La cuestión cultural
La cultura se construye hoy en nuestras manos o es un vestigio de la historia incapaz de enfrentar las más contendientes diatribas que encolumnan nuestra vida, buscando las cosas que no somos, las cosas que no tenemos, la alfombra de gala y luz que nos enfrenta y escalona.
No es este el abandono del mundo, ni tampoco la limitación de las ideas, es ante todo la búsqueda más pura del ser humano: la felicidad.
¿Y por qué un giro hacia esta idea, tan general que apabulla su simple esbozo y concede el histrionismo en cualquier conversación? A la vez que impresionara su relación con el aspecto del camino latinoamericano. La razón es que la felicidad tiene estricta ligazón con la cultura.
Es “la fisionomía del tiempo en que vivimos” aquella que en el norte encuentra todo lo que queremos ser, la que nos aleja de la gran aspiración rodoniana, la de un espíritu latinoamericano común.
Precisas son las aseveraciones de Jacob Burckhardt entorno a la elevación del afán de lucro como destructor de la cultura, y por ende de las figuraciones estéticas.
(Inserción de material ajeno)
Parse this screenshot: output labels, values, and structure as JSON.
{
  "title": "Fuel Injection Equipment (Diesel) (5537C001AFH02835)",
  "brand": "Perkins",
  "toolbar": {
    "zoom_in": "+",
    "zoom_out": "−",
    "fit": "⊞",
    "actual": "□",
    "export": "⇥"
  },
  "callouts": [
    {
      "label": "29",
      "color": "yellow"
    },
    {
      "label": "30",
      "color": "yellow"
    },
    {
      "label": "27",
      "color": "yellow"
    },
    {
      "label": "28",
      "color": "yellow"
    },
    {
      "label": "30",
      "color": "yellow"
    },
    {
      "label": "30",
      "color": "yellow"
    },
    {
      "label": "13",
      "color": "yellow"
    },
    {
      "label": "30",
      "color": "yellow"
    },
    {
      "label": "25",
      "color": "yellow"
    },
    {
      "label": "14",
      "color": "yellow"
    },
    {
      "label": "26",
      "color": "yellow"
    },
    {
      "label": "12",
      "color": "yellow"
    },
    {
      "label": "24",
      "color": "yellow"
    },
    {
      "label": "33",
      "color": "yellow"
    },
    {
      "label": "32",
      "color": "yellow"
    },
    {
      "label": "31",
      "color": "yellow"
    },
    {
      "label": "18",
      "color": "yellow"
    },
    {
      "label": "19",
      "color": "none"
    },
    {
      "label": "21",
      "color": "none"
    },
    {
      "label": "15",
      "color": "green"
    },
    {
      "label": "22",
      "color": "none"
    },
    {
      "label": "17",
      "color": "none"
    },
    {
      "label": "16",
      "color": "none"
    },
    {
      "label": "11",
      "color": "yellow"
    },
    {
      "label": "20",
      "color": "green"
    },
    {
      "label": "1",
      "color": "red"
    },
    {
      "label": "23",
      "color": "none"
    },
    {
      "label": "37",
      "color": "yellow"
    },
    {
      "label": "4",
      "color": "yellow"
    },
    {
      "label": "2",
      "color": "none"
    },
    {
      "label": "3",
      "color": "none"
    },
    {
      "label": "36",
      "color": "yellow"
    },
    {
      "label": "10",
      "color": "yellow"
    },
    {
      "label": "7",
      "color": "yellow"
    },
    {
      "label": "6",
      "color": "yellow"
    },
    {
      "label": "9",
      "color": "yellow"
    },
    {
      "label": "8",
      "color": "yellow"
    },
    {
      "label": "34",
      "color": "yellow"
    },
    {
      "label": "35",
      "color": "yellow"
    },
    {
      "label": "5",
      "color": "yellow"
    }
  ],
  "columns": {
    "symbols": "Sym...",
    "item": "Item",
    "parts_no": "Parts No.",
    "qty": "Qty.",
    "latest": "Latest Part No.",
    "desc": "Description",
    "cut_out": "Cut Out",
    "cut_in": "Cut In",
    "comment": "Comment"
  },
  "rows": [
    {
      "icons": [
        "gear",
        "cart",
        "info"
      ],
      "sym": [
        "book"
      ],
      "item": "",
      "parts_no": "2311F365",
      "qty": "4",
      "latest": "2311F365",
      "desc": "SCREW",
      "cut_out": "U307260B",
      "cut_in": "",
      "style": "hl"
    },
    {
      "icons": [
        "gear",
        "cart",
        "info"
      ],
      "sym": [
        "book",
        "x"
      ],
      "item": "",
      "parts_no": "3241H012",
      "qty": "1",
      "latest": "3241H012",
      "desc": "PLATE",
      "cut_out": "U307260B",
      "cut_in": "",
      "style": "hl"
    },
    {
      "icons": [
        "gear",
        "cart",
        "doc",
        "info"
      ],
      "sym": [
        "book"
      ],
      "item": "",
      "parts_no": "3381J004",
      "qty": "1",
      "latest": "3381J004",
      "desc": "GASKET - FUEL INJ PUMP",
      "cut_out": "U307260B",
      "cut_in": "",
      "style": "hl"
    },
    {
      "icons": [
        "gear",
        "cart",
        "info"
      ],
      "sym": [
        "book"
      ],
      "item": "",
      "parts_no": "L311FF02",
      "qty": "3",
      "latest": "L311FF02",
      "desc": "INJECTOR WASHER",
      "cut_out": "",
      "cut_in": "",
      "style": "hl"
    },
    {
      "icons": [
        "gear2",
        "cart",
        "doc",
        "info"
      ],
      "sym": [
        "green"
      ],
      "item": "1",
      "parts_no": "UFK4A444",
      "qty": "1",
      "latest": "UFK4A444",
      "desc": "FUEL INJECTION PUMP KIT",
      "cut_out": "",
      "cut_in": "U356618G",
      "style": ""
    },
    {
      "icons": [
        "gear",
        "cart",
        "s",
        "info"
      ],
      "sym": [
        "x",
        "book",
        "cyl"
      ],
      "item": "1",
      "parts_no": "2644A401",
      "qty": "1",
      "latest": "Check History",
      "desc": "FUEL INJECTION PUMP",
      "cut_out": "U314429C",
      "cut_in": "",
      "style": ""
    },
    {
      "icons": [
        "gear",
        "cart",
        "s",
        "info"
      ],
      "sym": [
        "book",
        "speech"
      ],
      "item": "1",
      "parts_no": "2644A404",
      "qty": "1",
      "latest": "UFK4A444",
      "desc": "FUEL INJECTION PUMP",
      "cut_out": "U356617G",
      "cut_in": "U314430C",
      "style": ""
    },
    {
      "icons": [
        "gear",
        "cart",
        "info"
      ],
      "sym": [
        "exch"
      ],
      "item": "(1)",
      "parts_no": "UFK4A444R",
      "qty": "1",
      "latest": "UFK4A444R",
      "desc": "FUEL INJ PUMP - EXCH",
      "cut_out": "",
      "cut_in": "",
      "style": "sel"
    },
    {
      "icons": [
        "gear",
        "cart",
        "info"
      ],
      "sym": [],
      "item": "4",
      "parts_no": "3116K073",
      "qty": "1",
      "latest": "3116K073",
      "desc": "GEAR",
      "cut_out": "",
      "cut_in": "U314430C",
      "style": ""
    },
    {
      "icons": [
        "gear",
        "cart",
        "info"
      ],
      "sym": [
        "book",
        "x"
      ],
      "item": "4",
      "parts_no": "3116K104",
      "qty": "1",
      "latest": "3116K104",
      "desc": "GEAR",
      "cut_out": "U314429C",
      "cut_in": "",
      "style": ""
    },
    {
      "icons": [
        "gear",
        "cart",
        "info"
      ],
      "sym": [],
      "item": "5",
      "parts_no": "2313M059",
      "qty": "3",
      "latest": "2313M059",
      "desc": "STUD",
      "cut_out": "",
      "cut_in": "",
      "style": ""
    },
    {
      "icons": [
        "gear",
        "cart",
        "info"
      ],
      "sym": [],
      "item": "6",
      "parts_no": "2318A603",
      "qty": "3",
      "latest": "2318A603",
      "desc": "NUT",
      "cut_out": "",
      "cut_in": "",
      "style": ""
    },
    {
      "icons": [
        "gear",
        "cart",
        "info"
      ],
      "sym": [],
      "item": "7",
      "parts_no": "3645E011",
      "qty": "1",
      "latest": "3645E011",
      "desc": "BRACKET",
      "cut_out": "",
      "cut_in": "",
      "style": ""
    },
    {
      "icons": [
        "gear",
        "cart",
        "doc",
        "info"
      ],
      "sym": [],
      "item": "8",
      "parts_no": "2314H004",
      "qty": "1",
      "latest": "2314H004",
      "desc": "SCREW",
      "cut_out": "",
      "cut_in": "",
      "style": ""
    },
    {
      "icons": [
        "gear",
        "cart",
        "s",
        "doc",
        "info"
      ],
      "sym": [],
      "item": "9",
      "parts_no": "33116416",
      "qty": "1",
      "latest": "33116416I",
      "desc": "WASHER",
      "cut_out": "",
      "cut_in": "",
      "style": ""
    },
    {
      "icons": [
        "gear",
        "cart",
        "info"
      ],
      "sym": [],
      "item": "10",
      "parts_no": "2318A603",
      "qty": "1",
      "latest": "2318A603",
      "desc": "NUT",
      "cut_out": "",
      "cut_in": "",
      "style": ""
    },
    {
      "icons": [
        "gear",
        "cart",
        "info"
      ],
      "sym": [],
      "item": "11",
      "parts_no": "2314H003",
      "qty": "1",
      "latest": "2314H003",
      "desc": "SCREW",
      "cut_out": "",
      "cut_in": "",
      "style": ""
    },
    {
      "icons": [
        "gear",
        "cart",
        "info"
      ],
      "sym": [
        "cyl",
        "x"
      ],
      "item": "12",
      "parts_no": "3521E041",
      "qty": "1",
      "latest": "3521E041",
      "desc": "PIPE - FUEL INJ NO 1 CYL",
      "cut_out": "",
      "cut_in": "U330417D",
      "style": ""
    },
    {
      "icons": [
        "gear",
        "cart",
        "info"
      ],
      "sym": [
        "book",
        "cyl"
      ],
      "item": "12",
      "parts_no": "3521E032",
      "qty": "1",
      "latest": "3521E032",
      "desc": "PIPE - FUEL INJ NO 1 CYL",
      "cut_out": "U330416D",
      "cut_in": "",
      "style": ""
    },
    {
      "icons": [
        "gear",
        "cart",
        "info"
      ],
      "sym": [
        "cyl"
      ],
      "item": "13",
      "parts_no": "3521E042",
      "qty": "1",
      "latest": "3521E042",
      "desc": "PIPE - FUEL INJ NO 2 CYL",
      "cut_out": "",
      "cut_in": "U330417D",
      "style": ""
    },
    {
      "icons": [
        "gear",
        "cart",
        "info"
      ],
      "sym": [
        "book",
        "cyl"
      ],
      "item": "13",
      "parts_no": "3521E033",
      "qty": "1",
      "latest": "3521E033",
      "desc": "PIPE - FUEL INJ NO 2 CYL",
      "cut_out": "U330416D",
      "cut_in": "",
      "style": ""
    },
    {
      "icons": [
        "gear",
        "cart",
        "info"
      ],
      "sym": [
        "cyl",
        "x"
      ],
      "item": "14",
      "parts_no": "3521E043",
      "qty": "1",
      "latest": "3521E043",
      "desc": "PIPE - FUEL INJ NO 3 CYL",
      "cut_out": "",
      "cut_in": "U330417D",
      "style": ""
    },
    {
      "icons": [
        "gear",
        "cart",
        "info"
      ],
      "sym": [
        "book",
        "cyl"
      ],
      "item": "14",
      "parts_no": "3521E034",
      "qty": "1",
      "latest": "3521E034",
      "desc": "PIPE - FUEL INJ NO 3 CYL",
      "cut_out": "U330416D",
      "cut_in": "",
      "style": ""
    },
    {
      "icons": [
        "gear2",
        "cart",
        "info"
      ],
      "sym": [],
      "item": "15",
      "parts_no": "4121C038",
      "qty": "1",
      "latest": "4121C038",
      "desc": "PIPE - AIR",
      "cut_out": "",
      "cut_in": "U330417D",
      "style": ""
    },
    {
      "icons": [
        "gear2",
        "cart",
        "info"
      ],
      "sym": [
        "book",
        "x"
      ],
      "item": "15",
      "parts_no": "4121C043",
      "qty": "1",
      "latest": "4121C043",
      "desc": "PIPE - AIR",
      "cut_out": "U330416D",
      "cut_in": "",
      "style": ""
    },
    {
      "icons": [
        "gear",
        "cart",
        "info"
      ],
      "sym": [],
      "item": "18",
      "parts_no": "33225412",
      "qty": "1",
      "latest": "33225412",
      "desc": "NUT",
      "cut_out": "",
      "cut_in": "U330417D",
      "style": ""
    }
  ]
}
Si nos encontramos hoy en la destrucción de la cultura por mera uniformidad de la vida, por la construcción de los pilares de un bienestar que no tiene más definición que la obsesión por atesorar, que la angurria económica, devenimos en la angustia de no ser, de la despersonalización.
El mundo, las naciones, que son organismos vivos y por ende perennes, no tienen hoy más grande amenaza que la de perder su cultura, de ser socavadas ante la presencia totalizadora de una que se cierne ante las otras.
La actualidad de Rodó no es su solo estilo literario, ni su desarrollo filosófico vasto y rico, sino también la punta de lanza de su pretensión, la unidad de América Latina, que sufre el velo de la invisibilidad en el mundo. Que no puede en su deshilachado y fragmentado presente ser incidente o representada en un globo económico, cultural, político que avanza con nosotros a puestas, desinteresado de nuestras concepciones de vida.
Son estas concepciones a las que debemos nuestro futuro, las que tenemos que cultivar, con construcción de ciudadanía, con sentido de arraigo, con el pienso que rebasa la nimiedad, con el ascenso de la política en su forma más orgánica, la del compromiso con lo que nos rodea.